American Civil WarStuff Happened · War
Third Petersburg
The fall and the flight · April 2, 1865

Through the afternoon Lee made his decision and sent it to Richmond. The telegram to President Jefferson Davis reached him during Sunday services at St. Paul’s Church: Petersburg and Richmond could no longer be held, and both must be evacuated that night. The government packed what records and treasury it could onto trains and fled south. Behind it, soldiers and mobs set fire to warehouses and bridges, and the fire spread until much of the business district of the Confederate capital burned. On the morning of April 3, Union troops, many of them United States Colored Troops, marched into Richmond and raised the United States flag over the capitol.

Petersburg fell the same morning. After dark on April 2, Lee pulled his army out of the works it had held for nine months and started west along the north bank of the Appomattox River, the four wings of his command converging toward Amelia Court House where he hoped to find rations and turn south to join the last Confederate army in North Carolina.
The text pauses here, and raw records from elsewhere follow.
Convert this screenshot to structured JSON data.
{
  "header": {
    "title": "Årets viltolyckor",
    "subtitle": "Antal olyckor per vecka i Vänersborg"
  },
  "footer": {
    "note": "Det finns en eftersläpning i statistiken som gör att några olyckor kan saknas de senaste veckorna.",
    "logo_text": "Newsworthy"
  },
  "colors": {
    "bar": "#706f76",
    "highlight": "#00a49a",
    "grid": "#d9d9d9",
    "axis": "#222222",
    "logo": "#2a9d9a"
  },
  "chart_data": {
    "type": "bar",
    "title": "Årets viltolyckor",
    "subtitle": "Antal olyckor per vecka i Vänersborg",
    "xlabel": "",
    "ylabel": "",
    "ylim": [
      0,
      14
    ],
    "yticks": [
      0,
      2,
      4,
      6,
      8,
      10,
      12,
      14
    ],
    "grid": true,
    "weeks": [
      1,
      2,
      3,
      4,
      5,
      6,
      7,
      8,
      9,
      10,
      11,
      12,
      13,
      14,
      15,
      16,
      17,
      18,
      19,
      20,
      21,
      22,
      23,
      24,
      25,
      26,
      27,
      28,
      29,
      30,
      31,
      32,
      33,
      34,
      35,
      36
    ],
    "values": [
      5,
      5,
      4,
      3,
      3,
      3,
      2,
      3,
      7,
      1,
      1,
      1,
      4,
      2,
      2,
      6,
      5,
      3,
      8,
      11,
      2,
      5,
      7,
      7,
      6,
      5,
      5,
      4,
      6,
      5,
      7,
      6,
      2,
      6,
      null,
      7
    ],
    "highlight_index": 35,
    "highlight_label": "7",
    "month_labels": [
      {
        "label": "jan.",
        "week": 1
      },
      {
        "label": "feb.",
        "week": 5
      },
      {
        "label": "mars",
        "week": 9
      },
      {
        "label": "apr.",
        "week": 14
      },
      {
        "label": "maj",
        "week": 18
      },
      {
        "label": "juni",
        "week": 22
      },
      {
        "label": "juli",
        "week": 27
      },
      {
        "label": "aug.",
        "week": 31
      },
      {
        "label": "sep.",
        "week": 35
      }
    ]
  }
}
The Army of Northern Virginia was on the road at last, in the open, exactly where Grant had spent a year trying to put it.

After dark Lee abandons Petersburg and marches west along the north bank of the Appomattox River toward Amelia Court House with Grant in pursuit. · Stuff Happened map

The fight at Petersburg cost the two armies something on the order of 7,700 men together over the day, with Union losses around 3,500 and Confederate losses around 4,250, many of the latter taken prisoner as the line collapsed. But the casualty count is almost beside the point. April 2 ended the siege, took the railroad town and the capital it fed, killed one of Lee’s ablest generals, and put the Army of Northern Virginia in flight with a stronger army at its heels.

That flight had one week to run. Grant’s columns pursued hard, racing along the railroads to get in front of the retreat. The promised rations never came, the roads turned to confusion, and at every river crossing the Union cavalry and infantry closed a little tighter. On April 9, surrounded and out of options near a village called Appomattox Court House, Lee surrendered the Army of Northern Virginia to Grant. The war in Virginia, and with it the cause of the slaveholding republic the Confederacy had been founded to defend, was over. The breakthrough at Petersburg was the blow that started the week that ended it.

Eastern TheatreAppomattox: the surrender, one week later
Meanwhile in Washington
The president comes to the ruins
On April 4, two days after the breakthrough, Abraham Lincoln walked the smoldering streets of captured Richmond, almost unguarded, with crowds of newly freed people pressing around him. He sat for a few minutes in the chair Jefferson Davis had used in the Confederate executive mansion. The capital that had been the symbol of the rebellion for four years had fallen, and the man who had held the Union together stood in its ashes. He would be shot ten days later, and die the next morning.